Ex-Duff & Phelps advisory team resurfaces with $1bn mandate

The four-person team, led by Dan Nolan, has moved to a Swiss outfit and is understood to be working with a US endowment on a portfolio sale.

Duff & Phelps’s former secondary advisory team has resurfaced, four months after Secondaries Investor reported that the unit had departed.

London-based managing director Dan Nolan, William Arnold and Maulik Patel have joined the private markets team at Swiss interdealer broker Tradition, according to their LinkedIn profiles.

The team will structure and coordinate “bespoke secondary processes” drawing on experience executing “GP-led restructurings, portfolio re-balancing via non-core sales, tail-end portfolio transactions and single line item sales”, according to Nolan’s profile.

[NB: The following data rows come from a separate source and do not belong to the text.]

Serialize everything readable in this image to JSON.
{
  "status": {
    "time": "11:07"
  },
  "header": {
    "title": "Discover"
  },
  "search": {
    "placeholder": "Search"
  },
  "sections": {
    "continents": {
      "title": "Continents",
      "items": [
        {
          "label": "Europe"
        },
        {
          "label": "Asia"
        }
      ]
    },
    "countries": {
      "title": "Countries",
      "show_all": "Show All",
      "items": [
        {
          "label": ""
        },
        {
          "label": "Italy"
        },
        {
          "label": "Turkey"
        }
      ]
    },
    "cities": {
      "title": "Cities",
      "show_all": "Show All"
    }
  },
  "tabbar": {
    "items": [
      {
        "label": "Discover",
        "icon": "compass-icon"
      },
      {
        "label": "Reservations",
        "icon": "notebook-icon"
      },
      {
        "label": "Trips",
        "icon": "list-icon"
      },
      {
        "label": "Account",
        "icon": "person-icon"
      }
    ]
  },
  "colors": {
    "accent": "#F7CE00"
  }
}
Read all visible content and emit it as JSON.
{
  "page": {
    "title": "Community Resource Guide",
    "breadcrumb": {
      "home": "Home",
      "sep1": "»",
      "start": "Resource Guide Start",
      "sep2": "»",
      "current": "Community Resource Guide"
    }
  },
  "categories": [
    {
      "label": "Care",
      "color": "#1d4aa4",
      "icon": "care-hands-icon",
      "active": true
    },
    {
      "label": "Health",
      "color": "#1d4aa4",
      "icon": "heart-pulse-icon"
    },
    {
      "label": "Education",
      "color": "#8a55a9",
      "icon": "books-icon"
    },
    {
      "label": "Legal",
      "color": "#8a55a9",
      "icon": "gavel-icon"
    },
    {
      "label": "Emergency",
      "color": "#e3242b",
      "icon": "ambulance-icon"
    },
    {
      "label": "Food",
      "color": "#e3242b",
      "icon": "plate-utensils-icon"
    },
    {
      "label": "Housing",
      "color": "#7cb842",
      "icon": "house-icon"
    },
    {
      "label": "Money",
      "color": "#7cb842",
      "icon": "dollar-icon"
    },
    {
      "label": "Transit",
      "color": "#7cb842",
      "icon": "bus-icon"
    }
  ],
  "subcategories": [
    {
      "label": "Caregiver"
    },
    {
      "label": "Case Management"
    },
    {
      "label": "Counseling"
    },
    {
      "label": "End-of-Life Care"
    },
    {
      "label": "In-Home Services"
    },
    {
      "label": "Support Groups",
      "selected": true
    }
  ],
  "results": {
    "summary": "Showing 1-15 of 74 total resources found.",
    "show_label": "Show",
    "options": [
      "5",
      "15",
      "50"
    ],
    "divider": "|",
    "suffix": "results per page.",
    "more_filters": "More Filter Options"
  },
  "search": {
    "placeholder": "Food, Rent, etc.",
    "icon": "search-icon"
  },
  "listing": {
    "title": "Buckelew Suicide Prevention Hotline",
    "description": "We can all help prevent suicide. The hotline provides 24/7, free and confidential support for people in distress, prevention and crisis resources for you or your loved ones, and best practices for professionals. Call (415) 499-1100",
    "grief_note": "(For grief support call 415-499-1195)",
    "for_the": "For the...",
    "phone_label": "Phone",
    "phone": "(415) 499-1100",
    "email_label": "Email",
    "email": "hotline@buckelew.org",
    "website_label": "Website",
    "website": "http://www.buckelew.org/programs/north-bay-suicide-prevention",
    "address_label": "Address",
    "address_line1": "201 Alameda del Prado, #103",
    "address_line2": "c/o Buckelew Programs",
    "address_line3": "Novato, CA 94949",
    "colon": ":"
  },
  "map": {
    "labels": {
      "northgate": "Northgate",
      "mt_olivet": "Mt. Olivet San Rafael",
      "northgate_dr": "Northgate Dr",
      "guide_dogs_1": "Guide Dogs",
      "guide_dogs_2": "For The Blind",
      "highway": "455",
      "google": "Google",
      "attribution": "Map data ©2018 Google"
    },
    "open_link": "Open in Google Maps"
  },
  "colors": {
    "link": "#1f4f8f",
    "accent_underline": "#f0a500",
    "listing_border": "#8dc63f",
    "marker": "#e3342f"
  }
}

The team has a mandate to sell $1 billion of private equity assets on behalf of a US endowment over the next eight-to-12 months, according to two sources with knowledge of the matter. It will begin by selling five private equity fund stakes worth around $400 million.

The team will be joined by New York-based John Corley, according to the Financial Times, which first ran the news. It will particularly focus on restructuring private equity funds negatively affected by the coronavirus crisis.

Secondaries Investor reported in early September that Corley had left Duff & Phelps.

In a May article for Secondaries Investor, Nolan promoted the use of side pockets, typically associated with hedge funds, as a way of isolating private equity assets hurt by the pandemic: “The creation of special purpose vehicles to house assets requiring a different strategy could allow GPs to take control of the situation, creating long-term value for both themselves and their investors,” he said.

The four joined Duff & Phelps from interdealer broker Tullett Prebon in the first half of 2018, Secondaries Investor reported.

A spokesman for Traditional declined to comment.

Tradition is one of the world’s largest interdealer brokers in over-the-counter financial and commodity products, according to its website.